Obviously, some traditions need to be upheld. Biological science is, and will continue to be, foundational to the rigorous training of doctors. We need to have a working knowledge of physiological and anatomical systems, associated pathologies, treatments and clinical outcomes. But let’s stop deluding ourselves with the notion that we must memorize every single piece of information that is thrown our way in order to be effective care providers. The essence of a great doctor is his or her ability to acquire and assimilate new knowledge, draw upon experience and clinical expertise and ultimately provide the patient with exactly the care they need (and not an ounce more!). There is a powerful dynamism to this art, which medical schools are refreshingly attempting to capture in their curricula.

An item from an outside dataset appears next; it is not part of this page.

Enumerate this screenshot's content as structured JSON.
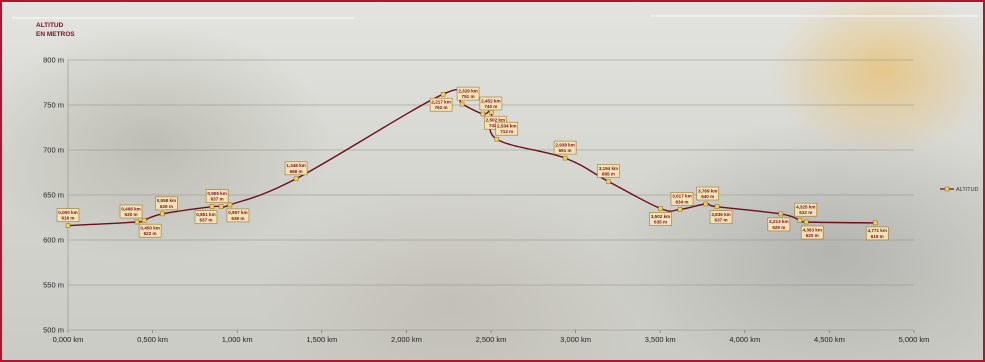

To illustrate, many schools (including mine at UCLA) hold mandatory problem-based learning (PBL) sessions to simulate the full arc of care for a patient. Over the course of the bi-weekly PBL classes, no element of the patient’s background is off limits; we as students are encouraged to explore social determinants, policy questions and epidemiology with the same voracity as pathophysiological mechanisms. In a similarly holistic vein, “doctoring” classes focus on the didactics of obtaining a complete patient history. We are taught early on to elicit social histories in order to more accurately assess how a patient’s social situation might contribute to his or her health behaviors, susceptibilities, risks and treatment options. These educational experiences are the kinds that defibrillate and bring to life the Frankensteinian monster of the pre-clinical medical curriculum.
I’m obviously prone to hyperbole; it’s admittedly a stretch to compare medical education to Frankenstein’s monster. But, to paraphrase George Carlin, every joke needs “one exaggeration, one thing to be way out of proportion” in order to get the intended message across. And my message is clear and unoriginal: medical students could all use a little less memorizing, and a little more thinking. I am as hopeful as any that Dr. Schumann’s vision of a suitable curricular replacement for the Krebs cycle is realized: “…a team of students finding ways to break the vicious cycle of poverty that contributes so much to suffering, illness and early loss of life.” This would require a tremendous overhaul of the current educational system, in which students are primarily evaluated according to their ability to memorize incredible amounts of information, and not according to their ability to apply knowledge in incredible ways.
But until then, keep working on that temporomandibular joint. With diligence and luck, you’ll crack it right open.